Symantec, by Broadcom Software, is tracking the activity under its insect-themed moniker Lancefly, with the attacks making use of a "powerful" backdoor called Merdoor.
Evidence gathered so far points to the custom implant being utilized as far back as 2018. The ultimate goal of the campaign, based on the tools and the victimology pattern, is assessed to be intelligence gathering.
- 8. MITRE publishes policy checklist for healthcare cybersecurity
The 17-step road map is meant to help sort out shared healthcare cyber hygiene responsibilities, giving policymakers and providers direction toward protecting patient safety in the face of cyber threats. MITRE has developed a new report in response to the policy paper, Cybersecurity is Patient Safety: Policy Options in the Health Care Sector, put forth by Sen. Mark Warner, D-Va. The new MITRE whitepaper collects insights and recommendations for improving cybersecurity – and thus patient safety – across the healthcare sector.

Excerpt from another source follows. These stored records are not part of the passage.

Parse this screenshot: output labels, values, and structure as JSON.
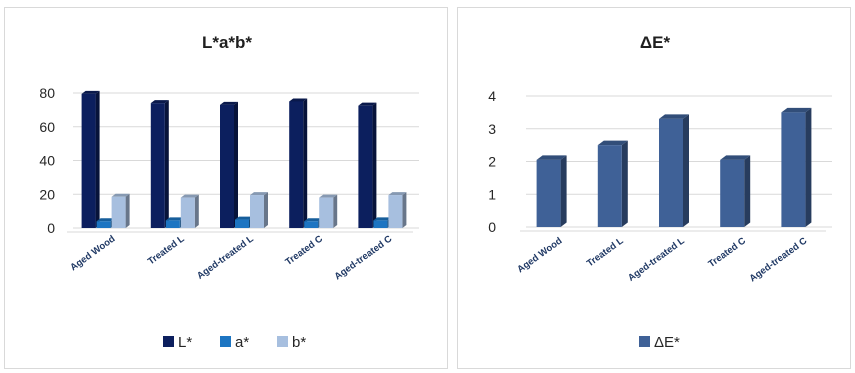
{
  "chart_data": [
    {
      "type": "bar",
      "title": "L*a*b*",
      "categories": [
        "Aged Wood",
        "Treated L",
        "Aged-treated L",
        "Treated C",
        "Aged-treated C"
      ],
      "series": [
        {
          "name": "L*",
          "values": [
            79.5,
            74,
            73,
            75,
            72.5
          ],
          "color": "#0c1f5e"
        },
        {
          "name": "a*",
          "values": [
            4,
            4.5,
            5,
            4,
            4.5
          ],
          "color": "#1d75c2"
        },
        {
          "name": "b*",
          "values": [
            18.5,
            18,
            19.5,
            18,
            19.5
          ],
          "color": "#a7bfdf"
        }
      ],
      "ylim": [
        0,
        80
      ],
      "yticks": [
        "0",
        "20",
        "40",
        "60",
        "80"
      ],
      "grid": true,
      "legend": "bottom",
      "xlabel": "",
      "ylabel": ""
    },
    {
      "type": "bar",
      "title": "ΔE*",
      "categories": [
        "Aged Wood",
        "Treated L",
        "Aged-treated L",
        "Treated C",
        "Aged-treated C"
      ],
      "series": [
        {
          "name": "ΔE*",
          "values": [
            2.05,
            2.5,
            3.3,
            2.05,
            3.5
          ],
          "color": "#3f6197"
        }
      ],
      "ylim": [
        0,
        4
      ],
      "yticks": [
        "0",
        "1",
        "2",
        "3",
        "4"
      ],
      "grid": true,
      "legend": "bottom",
      "xlabel": "",
      "ylabel": ""
    }
  ]
}
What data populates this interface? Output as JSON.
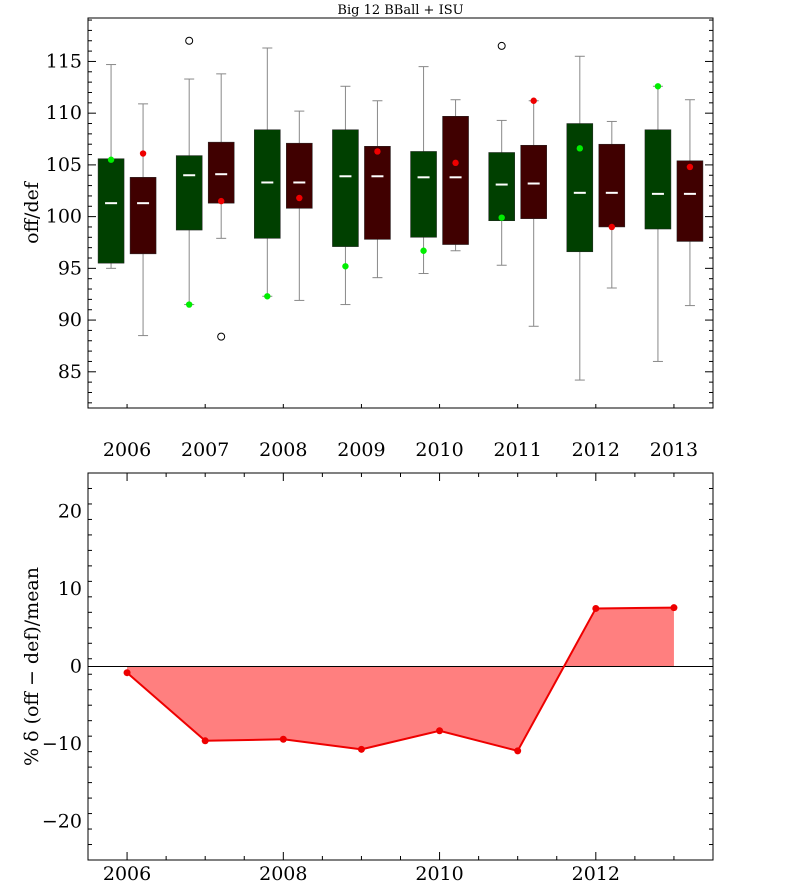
{
  "chart_data": [
    {
      "type": "box",
      "title": "Big 12 BBall + ISU",
      "ylabel": "off/def",
      "xlabel": "",
      "ylim": [
        81.5,
        119.2
      ],
      "yticks": [
        85,
        90,
        95,
        100,
        105,
        110,
        115
      ],
      "categories": [
        "2006",
        "2007",
        "2008",
        "2009",
        "2010",
        "2011",
        "2012",
        "2013"
      ],
      "series": [
        {
          "name": "",
          "box_color": "#004000",
          "marker_color": "#00ee00",
          "boxes": [
            {
              "min": 95.0,
              "q1": 95.5,
              "median": 101.3,
              "q3": 105.6,
              "max": 114.7,
              "outliers": [],
              "isu": 105.5
            },
            {
              "min": 91.5,
              "q1": 98.7,
              "median": 104.0,
              "q3": 105.9,
              "max": 113.3,
              "outliers": [
                117.0
              ],
              "isu": 91.5
            },
            {
              "min": 92.3,
              "q1": 97.9,
              "median": 103.3,
              "q3": 108.4,
              "max": 116.3,
              "outliers": [],
              "isu": 92.3
            },
            {
              "min": 91.5,
              "q1": 97.1,
              "median": 103.9,
              "q3": 108.4,
              "max": 112.6,
              "outliers": [],
              "isu": 95.2
            },
            {
              "min": 94.5,
              "q1": 98.0,
              "median": 103.8,
              "q3": 106.3,
              "max": 114.5,
              "outliers": [],
              "isu": 96.7
            },
            {
              "min": 95.3,
              "q1": 99.6,
              "median": 103.1,
              "q3": 106.2,
              "max": 109.3,
              "outliers": [
                116.5
              ],
              "isu": 99.9
            },
            {
              "min": 84.2,
              "q1": 96.6,
              "median": 102.3,
              "q3": 109.0,
              "max": 115.5,
              "outliers": [],
              "isu": 106.6
            },
            {
              "min": 86.0,
              "q1": 98.8,
              "median": 102.2,
              "q3": 108.4,
              "max": 112.6,
              "outliers": [],
              "isu": 112.6
            }
          ]
        },
        {
          "name": "",
          "box_color": "#400000",
          "marker_color": "#ee0000",
          "boxes": [
            {
              "min": 88.5,
              "q1": 96.4,
              "median": 101.3,
              "q3": 103.8,
              "max": 110.9,
              "outliers": [],
              "isu": 106.1
            },
            {
              "min": 97.9,
              "q1": 101.3,
              "median": 104.1,
              "q3": 107.2,
              "max": 113.8,
              "outliers": [
                88.4
              ],
              "isu": 101.5
            },
            {
              "min": 91.9,
              "q1": 100.8,
              "median": 103.3,
              "q3": 107.1,
              "max": 110.2,
              "outliers": [],
              "isu": 101.8
            },
            {
              "min": 94.1,
              "q1": 97.8,
              "median": 103.9,
              "q3": 106.8,
              "max": 111.2,
              "outliers": [],
              "isu": 106.3
            },
            {
              "min": 96.7,
              "q1": 97.3,
              "median": 103.8,
              "q3": 109.7,
              "max": 111.3,
              "outliers": [],
              "isu": 105.2
            },
            {
              "min": 89.4,
              "q1": 99.8,
              "median": 103.2,
              "q3": 106.9,
              "max": 111.2,
              "outliers": [],
              "isu": 111.2
            },
            {
              "min": 93.1,
              "q1": 99.0,
              "median": 102.3,
              "q3": 107.0,
              "max": 109.2,
              "outliers": [],
              "isu": 99.0
            },
            {
              "min": 91.4,
              "q1": 97.6,
              "median": 102.2,
              "q3": 105.4,
              "max": 111.3,
              "outliers": [],
              "isu": 104.8
            }
          ]
        }
      ]
    },
    {
      "type": "area",
      "title": "",
      "ylabel": "% δ (off − def)/mean",
      "xlabel": "",
      "xlim": [
        2005.5,
        2013.5
      ],
      "ylim": [
        -25,
        25
      ],
      "xticks": [
        2006,
        2008,
        2010,
        2012
      ],
      "yticks": [
        -20,
        -10,
        0,
        10,
        20
      ],
      "line_color": "#ee0000",
      "fill_color": "#ff7f7f",
      "x": [
        2006,
        2007,
        2008,
        2009,
        2010,
        2011,
        2012,
        2013
      ],
      "values": [
        -0.8,
        -9.6,
        -9.4,
        -10.7,
        -8.3,
        -10.9,
        7.5,
        7.6
      ]
    }
  ]
}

- 9. Malicious Actors Exploit CVE-2023-27350 in PaperCut MF and NG
The Federal Bureau of Investigation (FBI) and Cybersecurity and Infrastructure Security Agency (CISA) are releasing this joint Cybersecurity Advisory (CSA) in response to the active exploitation of CVE-2023-27350. This vulnerability occurs in certain versions of PaperCut NG and PaperCut MF and enables an unauthenticated actor to execute malicious code remotely without credentials. PaperCut released a patch in March 2023.
According to FBI observed information, malicious actors exploited CVE-2023-27350 beginning in mid-April 2023 and continuing through the present. In early May 2023, also according to FBI information, a group self-identifying as the Bl00dy Ransomware Gang attempted to exploit vulnerable PaperCut servers against the Education Facilities Subsector.
- 10. Nearly half of all internet traffic is now bots, study reveals
Nearly half of all internet traffic came from bots last year, according to new research.
Figures from cyber security firm Imperva revealed a significant increase in automated and malicious web activity in 2022, with the proportion of human traffic falling to its lowest level in eight years.
The company noted that so-called “bad bots” were at their highest level since it started tracking the trend in 2013. Bot activity is expected to increase even further this year, the researchers claimed, due to the arrival of generative AI tools like OpenAI’s ChatGPT and Google’s Bard.